Judging by my numbers, lets pretend you did this 1000 times. You would get 1 red ball the first time and miss the second time 24% of the time. So, 240 times out of 1000 you would get paid $6.67. Additionally, 6 times out of 1000 you would get a red ball all ten times, and get paid $1643.82 each time, for a total of $9939.53. If you played 1000 times, it would cost $10,000 to play....so how in the world can the game pay out so much?
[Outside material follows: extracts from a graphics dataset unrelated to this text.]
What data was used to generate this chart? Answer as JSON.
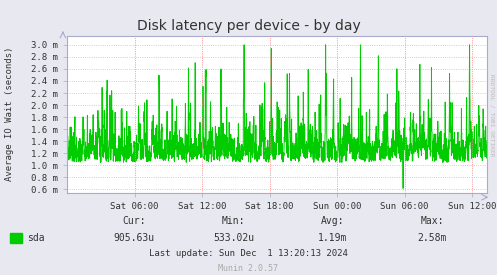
{
  "title": "Disk latency per device - by day",
  "ylabel": "Average IO Wait (seconds)",
  "bg_color": "#e8e8f0",
  "plot_bg_color": "#ffffff",
  "grid_color": "#ff9999",
  "line_color": "#00cc00",
  "line_width": 0.7,
  "yticks": [
    0.0006,
    0.0008,
    0.001,
    0.0012,
    0.0014,
    0.0016,
    0.0018,
    0.002,
    0.0022,
    0.0024,
    0.0026,
    0.0028,
    0.003
  ],
  "ytick_labels": [
    "0.6 m",
    "0.8 m",
    "1.0 m",
    "1.2 m",
    "1.4 m",
    "1.6 m",
    "1.8 m",
    "2.0 m",
    "2.2 m",
    "2.4 m",
    "2.6 m",
    "2.8 m",
    "3.0 m"
  ],
  "ylim": [
    0.00055,
    0.00315
  ],
  "xtick_labels": [
    "Sat 06:00",
    "Sat 12:00",
    "Sat 18:00",
    "Sun 00:00",
    "Sun 06:00",
    "Sun 12:00"
  ],
  "legend_label": "sda",
  "cur_label": "Cur:",
  "cur_val": "905.63u",
  "min_label": "Min:",
  "min_val": "533.02u",
  "avg_label": "Avg:",
  "avg_val": "1.19m",
  "max_label": "Max:",
  "max_val": "2.58m",
  "last_update": "Last update: Sun Dec  1 13:20:13 2024",
  "munin_version": "Munin 2.0.57",
  "watermark": "RRDTOOL / TOBI OETIKER",
  "title_color": "#333333",
  "axis_color": "#aaaacc",
  "text_color": "#333333",
  "footer_color": "#aaaaaa"
}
What am I screwing up?

[sixhigh]

It obviously pays way to much to have a neutral EV. I don't know how you got your numbers - the following ones would give you an EV of zero assuming a wager of 10:

0
4.17
6.94
11.57
19.29
32.15
53.58
89.31
148.84
248.07
165.38

[asdfasdf32]

I got my numbers by saying "If hitting 10 in a row is a 164-to-1 shot, and it costs $10 to play, then even money should pay out $1640." Is this wrong?

[sixhigh]

First I don't get why hitting 10 reds is a 164-1 one shot while hitting exactly 9 is only a 98-1. Hitting exactly 9 reds is less likely.
And when calculating the fair payoff for every shot you have to consider the cases of missing where you will also pay something. I.e. not hitting 10 red balls doesn't necessarily mean you get nothing.

[asdfasdf32]

Hitting ten reds is a 164-to-1 shot because (3/5*3/5*3/5*3/5*3/5*3/5*3/5*3/5*3/5*3/5) = .006, or 164-to-1, right?

[sixhigh]

And the probability of hitting nine reds is (3/5)^9*(2/5) = .004 = 247-1.